Perda, incapacidade e devoção.É um filme difícil de ser avaliado, tal qual todo aquele que é tachado como “ame ou odeie”. Com Depois de Lúcia (2012), Michel Franco, relativamente novo no âmbito da 7ª Arte, relata a história de Alejandra e seu pai, Roberto, que se adaptam, aos poucos, à nova cidade para onde se mudaram em busca de superação do recente passado trágico de sua família. Partindo do foco limitado, no início, à relação aparentemente tranquila, mas fragilizada entre pai e filha, o diretor, aos poucos, destrincha grandes e difíceis temas, de formas bastante diferentes.
Lúcia – melhor dizendo, sua recente ausência na vida dos protagonistas – é o eixo que guia a narrativa do filme. Ao mesmo tempo em que seu falecimento causa uma ruptura no relacionamento entre pai e filha, é esse acontecimento que faz com que seus compromissos de um para com o outro convirjam de forma abrupta. Roberto, esperando que Ale supere a perda, é relevante e nada austero no tratamento da filha. Em um momento, ele chega a dizer que não exige muito dela, a não ser que vá bem na escola, apenas. Já a garota, preocupada com a condição emocional claramente delicada do pai, submete-se às barbaridades pelas quais passa em sua escola, chegando ao ponto de, em dado momento, parecer indiferente a elas.
Franco ora comete deslizes pesados, ora tem muito êxito, ao trabalhar com assuntos tão difíceis. O bullying – o mais aparente, mas não o mais forte – é estudado de forma bastante perversa. É um tema cuja análise já foi banalizada pela indústria cultural há tempo, mas Michel peca, na verdade, ao explorar excessivamente sua prática, esquecendo-se de delatá-la de forma mais precisa. Ele abusa das agressões que Alejandra sofre, fator que acaba parecendo gratuito demais (quis ele, com isso, causar?), dada a maior importância que a relação pai-filha representa na história. Ademais, a câmera estática e a não existência de trilha sonora – dignos de Haneke – de fato aumentam o tom frio e aflitivo do filme, mas não funcionam o tempo todo, principalmente quando se insiste em prolongar desnecessariamente certas passagens.
No entanto, se o diretor falha em trabalhar com uma análise já desgastada, ele obtém sucesso ao mostrar o que os sentimentos de incapacidade e invalidez – esses, sim, temas mais fortes –, aliados à sensação de compromisso e devoção, podem causar a uma relação e ao psicológico de alguém.

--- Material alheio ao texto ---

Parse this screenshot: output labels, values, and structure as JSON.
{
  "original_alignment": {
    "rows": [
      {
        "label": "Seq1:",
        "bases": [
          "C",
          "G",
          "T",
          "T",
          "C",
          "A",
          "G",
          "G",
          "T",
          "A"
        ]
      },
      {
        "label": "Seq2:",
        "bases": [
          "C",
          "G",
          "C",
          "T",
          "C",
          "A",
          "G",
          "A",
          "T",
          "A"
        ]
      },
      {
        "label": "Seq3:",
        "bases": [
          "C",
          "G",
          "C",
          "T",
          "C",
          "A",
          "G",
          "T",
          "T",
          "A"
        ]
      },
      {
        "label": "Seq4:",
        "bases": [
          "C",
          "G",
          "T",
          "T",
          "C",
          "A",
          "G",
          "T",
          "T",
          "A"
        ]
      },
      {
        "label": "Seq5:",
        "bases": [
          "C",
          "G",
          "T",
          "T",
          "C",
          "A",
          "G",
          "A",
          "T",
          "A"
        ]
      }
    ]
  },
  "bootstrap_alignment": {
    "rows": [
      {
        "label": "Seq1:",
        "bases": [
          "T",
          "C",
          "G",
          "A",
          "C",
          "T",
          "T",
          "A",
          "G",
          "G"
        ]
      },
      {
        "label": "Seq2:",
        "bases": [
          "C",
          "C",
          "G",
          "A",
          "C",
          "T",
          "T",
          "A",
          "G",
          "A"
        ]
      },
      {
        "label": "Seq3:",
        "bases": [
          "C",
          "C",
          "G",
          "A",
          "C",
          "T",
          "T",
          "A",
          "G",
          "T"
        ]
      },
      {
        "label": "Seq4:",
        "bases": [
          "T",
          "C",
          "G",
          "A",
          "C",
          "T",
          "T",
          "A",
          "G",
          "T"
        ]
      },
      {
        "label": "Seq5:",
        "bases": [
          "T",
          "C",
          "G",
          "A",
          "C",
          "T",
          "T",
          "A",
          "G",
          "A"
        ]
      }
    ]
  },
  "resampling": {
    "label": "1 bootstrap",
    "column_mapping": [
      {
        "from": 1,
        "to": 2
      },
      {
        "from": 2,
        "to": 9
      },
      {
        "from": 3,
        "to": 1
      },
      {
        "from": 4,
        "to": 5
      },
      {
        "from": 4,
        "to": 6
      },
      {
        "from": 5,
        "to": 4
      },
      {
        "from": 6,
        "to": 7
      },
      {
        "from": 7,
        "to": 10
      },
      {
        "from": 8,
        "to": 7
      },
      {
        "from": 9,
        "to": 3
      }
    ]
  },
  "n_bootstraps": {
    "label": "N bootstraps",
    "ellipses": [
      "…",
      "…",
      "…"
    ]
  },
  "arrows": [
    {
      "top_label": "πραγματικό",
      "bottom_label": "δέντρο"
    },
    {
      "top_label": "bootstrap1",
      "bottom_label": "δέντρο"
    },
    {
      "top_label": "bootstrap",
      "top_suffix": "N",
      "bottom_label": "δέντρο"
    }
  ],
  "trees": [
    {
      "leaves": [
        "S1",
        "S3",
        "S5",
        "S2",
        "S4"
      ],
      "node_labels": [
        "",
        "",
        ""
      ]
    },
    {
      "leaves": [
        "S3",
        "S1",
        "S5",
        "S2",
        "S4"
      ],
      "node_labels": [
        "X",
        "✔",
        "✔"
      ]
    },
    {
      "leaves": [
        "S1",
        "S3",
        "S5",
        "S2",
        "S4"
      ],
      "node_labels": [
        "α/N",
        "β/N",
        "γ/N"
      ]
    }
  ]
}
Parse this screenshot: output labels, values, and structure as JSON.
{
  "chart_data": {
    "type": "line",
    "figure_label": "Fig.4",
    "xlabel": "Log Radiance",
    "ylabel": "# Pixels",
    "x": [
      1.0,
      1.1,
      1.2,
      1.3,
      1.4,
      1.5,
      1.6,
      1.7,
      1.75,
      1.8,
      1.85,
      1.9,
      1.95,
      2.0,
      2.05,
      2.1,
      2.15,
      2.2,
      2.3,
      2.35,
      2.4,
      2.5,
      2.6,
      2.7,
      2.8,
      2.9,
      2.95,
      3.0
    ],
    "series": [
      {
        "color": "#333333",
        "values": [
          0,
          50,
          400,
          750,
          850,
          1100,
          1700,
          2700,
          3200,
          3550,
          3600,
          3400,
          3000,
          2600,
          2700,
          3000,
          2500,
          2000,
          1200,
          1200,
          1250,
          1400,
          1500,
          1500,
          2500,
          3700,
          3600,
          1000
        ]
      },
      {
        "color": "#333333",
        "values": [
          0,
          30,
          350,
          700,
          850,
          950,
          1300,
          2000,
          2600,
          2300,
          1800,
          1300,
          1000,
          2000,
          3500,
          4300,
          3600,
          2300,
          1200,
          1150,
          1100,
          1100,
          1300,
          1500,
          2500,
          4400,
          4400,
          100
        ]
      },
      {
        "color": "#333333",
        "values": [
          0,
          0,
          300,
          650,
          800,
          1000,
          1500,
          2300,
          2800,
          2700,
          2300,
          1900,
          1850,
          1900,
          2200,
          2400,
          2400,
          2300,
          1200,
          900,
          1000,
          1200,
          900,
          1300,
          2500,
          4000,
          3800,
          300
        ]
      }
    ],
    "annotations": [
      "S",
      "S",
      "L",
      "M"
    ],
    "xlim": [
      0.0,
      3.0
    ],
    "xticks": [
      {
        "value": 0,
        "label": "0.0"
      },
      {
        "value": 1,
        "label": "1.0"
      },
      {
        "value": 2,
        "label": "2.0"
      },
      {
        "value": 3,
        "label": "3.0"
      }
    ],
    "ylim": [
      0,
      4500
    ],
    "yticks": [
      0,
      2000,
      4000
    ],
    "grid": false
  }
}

Apesar da apresentação excessiva e, até certo ponto, sádica dos ataques à garota ser dispensável (entende-se a agitação que isso causou em grande parte do público), o bullying sofrido por Alejandra acaba sendo um pretexto, em sua mente, para que ela se sinta mais capaz de cuidar de seu pai, sendo a única que pode fazer isso, já que a mãe se foi. Omitir as agressões, para Ale, é uma forma de proteger o psicológico evidentemente frágil de Roberto – e, talvez, até de se punir por estar, supostamente, fracassando em amenizar a falta que Lúcia faz para o seu pai. Não que algo assim seja artisticamente admirável, mas, nas mãos de Franco, tal discussão – ou melhor, estudo – se torna bastante pertinente, tangível e, para alguns, chocante (não enxerguei nisso o tom fetichista ou a misoginia de que tanto falam).
Nesse aspecto, o filme ganha o suporte do ótimo par protagonista. Tessa Ia, na pele da menina vitimada, convence com seu excelente trabalho, através do uso de expressões sutis e vazias, mas que muito dizem sobre sua fragilidade, tão presente quanto a de seu pai. Já Hernán Mendoza, como Roberto (o ponto mais forte da obra), concede ao seu personagem a expressão, também bastante convincente, de um homem deprimido e sempre abalado, mas instável, algo que se prova no tenso e trágico ato final.
Mesmo não funcionando completamente pelos excessos totalmente dispensáveis do diretor, Depois de Lúcia não é a bomba que muitos têm apontado. A visão que Franco mostrou ter parece ser bastante promissora para seu sucesso no mundo cinematográfico, apesar de seus artifícios supérfluos. É uma obra que falha em alguns aspectos, mas que, como cinema, consegue trabalhar bem seu tema central – a debilitação de uma pessoa em função de uma perda –, esmiuçando seus personagens e suas aflições e sendo, nesse ponto, apoiada por um elenco em plena forma. Já é, de agora, classificada como um grande “ame ou odeie” – mas, talvez, possa sim haver um meio termo.